Review | Songlines

Guitar Improvisations & Tashi Dorji

Rating: ★★★

View album and artist details

Album and Artist Details

Artist/band:

Tashi Dorji

Label:

Drag City

March/2024

These two albums were originally issued solely on cassette by Headway Recordings, a now-defunct local label in Asheville, North Carolina, in 2012 and 2013; this reissue marks their debut on vinyl. Renowned for his immediate, experimental and gradually unfolding textural improvisations, the two were among Dorji’s first recordings. Born and raised in Bhutan, Dorji moved to the US in 2000, and has released music both solo and collaboratively with multiple US-based musicians.

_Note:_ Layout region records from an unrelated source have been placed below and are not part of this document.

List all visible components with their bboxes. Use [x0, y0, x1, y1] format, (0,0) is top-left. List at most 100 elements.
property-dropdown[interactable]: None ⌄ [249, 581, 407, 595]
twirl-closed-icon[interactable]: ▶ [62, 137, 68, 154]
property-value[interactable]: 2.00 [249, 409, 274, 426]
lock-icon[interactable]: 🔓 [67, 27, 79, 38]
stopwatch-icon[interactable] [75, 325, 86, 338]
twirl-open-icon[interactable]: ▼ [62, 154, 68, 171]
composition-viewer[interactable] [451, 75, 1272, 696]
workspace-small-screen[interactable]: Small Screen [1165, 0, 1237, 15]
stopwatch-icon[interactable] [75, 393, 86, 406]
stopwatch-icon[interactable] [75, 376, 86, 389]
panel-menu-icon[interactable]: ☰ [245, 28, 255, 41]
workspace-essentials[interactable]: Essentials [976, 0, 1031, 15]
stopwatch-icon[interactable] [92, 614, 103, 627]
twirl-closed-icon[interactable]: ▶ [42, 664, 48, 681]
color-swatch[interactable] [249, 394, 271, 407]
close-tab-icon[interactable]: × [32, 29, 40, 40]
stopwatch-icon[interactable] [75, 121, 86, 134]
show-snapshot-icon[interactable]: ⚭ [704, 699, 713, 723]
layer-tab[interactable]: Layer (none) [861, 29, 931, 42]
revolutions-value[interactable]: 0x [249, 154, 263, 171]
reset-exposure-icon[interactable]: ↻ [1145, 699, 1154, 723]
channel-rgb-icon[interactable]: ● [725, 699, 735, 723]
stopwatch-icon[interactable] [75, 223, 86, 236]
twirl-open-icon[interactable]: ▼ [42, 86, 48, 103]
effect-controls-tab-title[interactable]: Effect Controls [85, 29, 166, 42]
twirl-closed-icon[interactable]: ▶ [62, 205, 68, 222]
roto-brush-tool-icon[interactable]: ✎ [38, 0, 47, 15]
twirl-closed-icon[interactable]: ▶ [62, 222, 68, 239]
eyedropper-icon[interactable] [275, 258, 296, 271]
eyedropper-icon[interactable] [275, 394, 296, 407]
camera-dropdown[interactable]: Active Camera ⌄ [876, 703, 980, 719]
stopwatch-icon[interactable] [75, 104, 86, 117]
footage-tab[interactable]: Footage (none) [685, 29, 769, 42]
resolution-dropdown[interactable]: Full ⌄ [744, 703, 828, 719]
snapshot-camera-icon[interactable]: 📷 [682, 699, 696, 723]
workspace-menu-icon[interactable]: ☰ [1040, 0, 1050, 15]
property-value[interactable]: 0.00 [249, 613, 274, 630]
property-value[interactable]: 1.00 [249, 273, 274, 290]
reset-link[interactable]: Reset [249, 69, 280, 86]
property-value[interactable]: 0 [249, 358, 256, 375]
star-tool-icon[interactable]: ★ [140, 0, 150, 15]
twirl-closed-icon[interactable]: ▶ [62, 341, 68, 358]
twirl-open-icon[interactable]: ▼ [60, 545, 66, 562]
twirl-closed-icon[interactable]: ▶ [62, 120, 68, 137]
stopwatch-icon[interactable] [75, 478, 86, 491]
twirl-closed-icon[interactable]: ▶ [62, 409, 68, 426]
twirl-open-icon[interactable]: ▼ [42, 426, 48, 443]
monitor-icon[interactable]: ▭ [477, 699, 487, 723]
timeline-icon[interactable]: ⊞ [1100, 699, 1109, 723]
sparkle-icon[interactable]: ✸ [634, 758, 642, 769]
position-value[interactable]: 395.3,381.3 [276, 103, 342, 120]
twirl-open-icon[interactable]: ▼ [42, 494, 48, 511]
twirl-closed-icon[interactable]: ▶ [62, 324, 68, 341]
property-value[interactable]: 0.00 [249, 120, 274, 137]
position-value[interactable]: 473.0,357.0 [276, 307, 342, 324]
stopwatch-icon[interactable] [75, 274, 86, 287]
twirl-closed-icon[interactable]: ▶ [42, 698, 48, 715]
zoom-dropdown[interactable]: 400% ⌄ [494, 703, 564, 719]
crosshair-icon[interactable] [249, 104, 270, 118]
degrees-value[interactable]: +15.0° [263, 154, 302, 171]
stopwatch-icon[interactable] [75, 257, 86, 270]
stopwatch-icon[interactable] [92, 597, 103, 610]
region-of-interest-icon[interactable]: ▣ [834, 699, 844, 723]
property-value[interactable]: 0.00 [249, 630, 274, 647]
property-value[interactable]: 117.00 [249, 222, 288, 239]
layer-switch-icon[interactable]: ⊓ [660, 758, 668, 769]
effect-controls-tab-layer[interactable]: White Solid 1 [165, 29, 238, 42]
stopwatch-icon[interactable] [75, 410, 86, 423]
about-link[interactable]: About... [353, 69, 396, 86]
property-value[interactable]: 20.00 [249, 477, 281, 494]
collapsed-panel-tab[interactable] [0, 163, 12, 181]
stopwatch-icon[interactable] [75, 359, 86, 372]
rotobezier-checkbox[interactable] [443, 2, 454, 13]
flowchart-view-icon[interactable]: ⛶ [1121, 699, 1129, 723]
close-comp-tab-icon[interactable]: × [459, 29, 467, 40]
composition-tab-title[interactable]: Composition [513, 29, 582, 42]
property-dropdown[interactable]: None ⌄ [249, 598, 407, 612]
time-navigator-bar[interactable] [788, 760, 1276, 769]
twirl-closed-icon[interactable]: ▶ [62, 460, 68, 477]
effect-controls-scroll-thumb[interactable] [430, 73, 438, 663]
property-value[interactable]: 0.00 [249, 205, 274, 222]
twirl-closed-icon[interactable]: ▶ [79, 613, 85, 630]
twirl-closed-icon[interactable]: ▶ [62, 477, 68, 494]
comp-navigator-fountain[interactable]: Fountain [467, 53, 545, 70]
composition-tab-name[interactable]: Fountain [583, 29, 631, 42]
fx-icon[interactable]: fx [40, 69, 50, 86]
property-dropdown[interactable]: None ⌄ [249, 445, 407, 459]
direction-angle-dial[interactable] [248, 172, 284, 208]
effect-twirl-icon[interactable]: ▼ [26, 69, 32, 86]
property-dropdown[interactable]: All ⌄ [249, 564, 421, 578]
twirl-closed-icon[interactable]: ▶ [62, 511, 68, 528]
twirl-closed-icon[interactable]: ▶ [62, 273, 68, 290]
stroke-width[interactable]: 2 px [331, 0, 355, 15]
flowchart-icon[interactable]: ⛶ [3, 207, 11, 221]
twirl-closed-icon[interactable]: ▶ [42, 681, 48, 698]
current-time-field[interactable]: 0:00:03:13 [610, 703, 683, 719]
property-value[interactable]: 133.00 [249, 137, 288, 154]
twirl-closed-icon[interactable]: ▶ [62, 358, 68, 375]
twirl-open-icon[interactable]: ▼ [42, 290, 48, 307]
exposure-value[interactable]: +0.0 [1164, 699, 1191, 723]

Influenced by the late Derek Bailey and others, Guitar Improvisations was the result of his first improvisational session, recorded in a friend’s semi-studio basement – “like improvisation walked in and there was a volcanic eruption,” says Dorji. The album moves from a repeating idea that gradually evolves to finger plucking extraordinaire. Metrical sections end in sudden stops, harmonics meet glissandi caused by strings retuning, snippets of melodies are counterbalanced by plucking beyond the guitar’s bridge, and chordal textures couple to single resonant tones given considerable vibrato. The self-titled second album was recorded when Dorji was visiting student colleagues who had access to studio facilities at a local university. It feels much more prepared, but also more experimental. He admits he had worked out a series of timbral, harmonic and dynamic ideas in advance, but he also rejects comfortable vamps and metric passages. In sum, although the two albums are by a Bhutanese American, they have little to do with Bhutan, but they do neatly cover the cornucopia of experimental jazz improvisation.